While popular culture generally reinforces the idea that men and women "love differently" and that women are better than men at expressing love in romantic relationships, psychologists say that there is very little research to actually support the notion.

A new study, published in the journal Personality and Social Psychology Bulletin, finds that while men may be just as likely as women to be openly affectionate, researchers also identified some surprising differences between men and women in the way they express their love.

Study author Elizabeth Schoenfeld, a researcher at the University of Texas in Austin, found that while men show love by initiating sex or sharing activities together, wives express love by being less assertive and more accommodating.

Researchers interviewed each of the 168 couples living in rural central Pennsylvania participating in the study who were in their first marriages about their activities and interactions with their partners within two months of when each couple was married and then annually over the course of 13-year study and a final set of interviews after the end of the study.

Nearly all of the participants were white and more than half had at least a high school education.

Contrary to the common gender stereotypes, the latest findings revealed that the more men love their wives, the more likely they were to be affectionate and create an environment in which the couple does a variety of things together, be it leisure activities or household chores.

However, love did not seem to affect whether a husband would do more household chores or his enthusiasm to relieve his wife of the chores for which was she was responsible.

While the more husbands loved their wives, they more likely they were to initiate sex, wives were actually less likely to make the first move the more they loved their husbands.
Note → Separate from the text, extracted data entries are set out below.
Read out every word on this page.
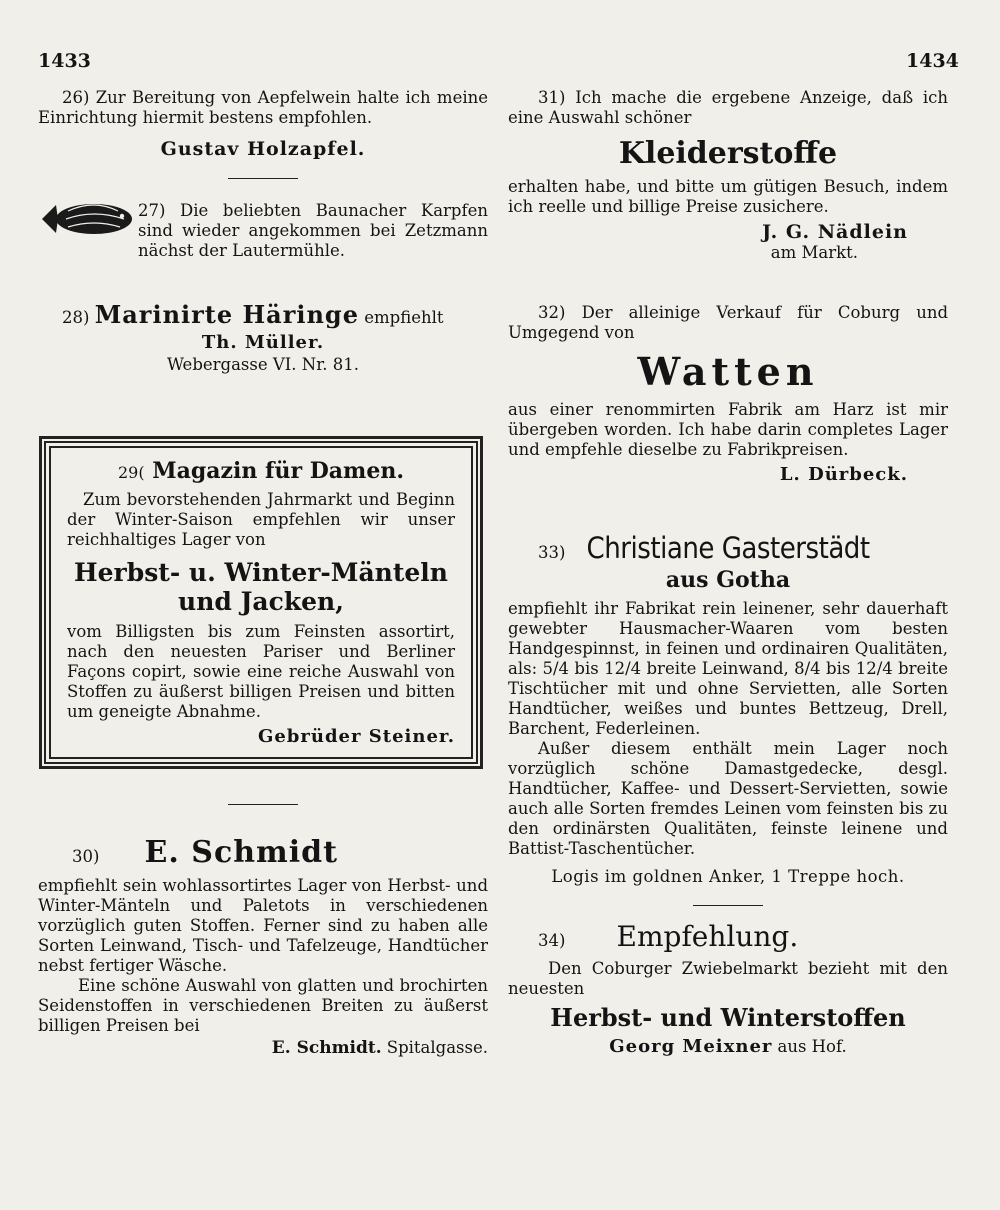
1433	1434

26) Zur Bereitung von Aepfelwein halte ich meine Einrichtung hiermit bestens empfohlen.

Gustav Holzapfel.

27) Die beliebten Baunacher Karpfen sind wieder angekommen bei Zetzmann nächst der Lautermühle.

28) Marinirte Häringe empfiehlt

Th. Müller.

Webergasse VI. Nr. 81.

29( Magazin für Damen.

Zum bevorstehenden Jahrmarkt und Beginn der Winter-Saison empfehlen wir unser reichhaltiges Lager von

Herbst- u. Winter-Mänteln

und Jacken,

vom Billigsten bis zum Feinsten assortirt, nach den neuesten Pariser und Berliner Façons copirt, sowie eine reiche Auswahl von Stoffen zu äußerst billigen Preisen und bitten um geneigte Abnahme.

Gebrüder Steiner.

30) E. Schmidt

empfiehlt sein wohlassortirtes Lager von Herbst- und Winter-Mänteln und Paletots in verschiedenen vorzüglich guten Stoffen. Ferner sind zu haben alle Sorten Leinwand, Tisch- und Tafelzeuge, Handtücher nebst fertiger Wäsche.

Eine schöne Auswahl von glatten und brochirten Seidenstoffen in verschiedenen Breiten zu äußerst billigen Preisen bei

E. Schmidt. Spitalgasse.

31) Ich mache die ergebene Anzeige, daß ich eine Auswahl schöner

Kleiderstoffe

erhalten habe, und bitte um gütigen Besuch, indem ich reelle und billige Preise zusichere.

J. G. Nädlein

am Markt.

32) Der alleinige Verkauf für Coburg und Umgegend von

Watten

aus einer renommirten Fabrik am Harz ist mir übergeben worden. Ich habe darin completes Lager und empfehle dieselbe zu Fabrikpreisen.

L. Dürbeck.

33) Christiane Gasterstädt

aus Gotha

empfiehlt ihr Fabrikat rein leinener, sehr dauerhaft gewebter Hausmacher-Waaren vom besten Handgespinnst, in feinen und ordinairen Qualitäten, als: 5/4 bis 12/4 breite Leinwand, 8/4 bis 12/4 breite Tischtücher mit und ohne Servietten, alle Sorten Handtücher, weißes und buntes Bettzeug, Drell, Barchent, Federleinen.

Außer diesem enthält mein Lager noch vorzüglich schöne Damastgedecke, desgl. Handtücher, Kaffee- und Dessert-Servietten, sowie auch alle Sorten fremdes Leinen vom feinsten bis zu den ordinärsten Qualitäten, feinste leinene und Battist-Taschentücher.

Logis im goldnen Anker, 1 Treppe hoch.

34) Empfehlung.

Den Coburger Zwiebelmarkt bezieht mit den neuesten

Herbst- und Winterstoffen

Georg Meixner aus Hof.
The findings suggest that if a wife is not feeling loved by her husband, she may be more accommodating to her husband's moods and needs in an attempt to kick-start the marriage, rather than expressing interest or engaging in more joint activities.

"Multilevel analyses revealed that, counter to theoretical expectations, both genders were equally likely to show love through affection. But whereas wives expressed love by enacting fewer negative or antagonistic behaviors, husbands showed love by initiating sex, sharing leisure activities, and doing household work together with their wives," the study authors wrote.

Other experts say that gender differences in marriages are often overemphasized.

"There aren't too many real gender and sex differences between men and women on the whole," said Stevie Yap, a researcher in the department of psychology at Michigan State University in East Lansing, according to HealthDay.  "If you look at the overall research, gender differences don't usually hold up."

Yap, a researcher on happiness and marriage, found that while marriage doesn't make people happier, it protected people from declines in happiness that occur in adulthood.

He said that only a handful of gender differences have actually been scientifically proven like men are generally physically stronger, more sexually active and have a greater tendency towards aggression. However, he notes that even these three traits can be modified by socialization and experience.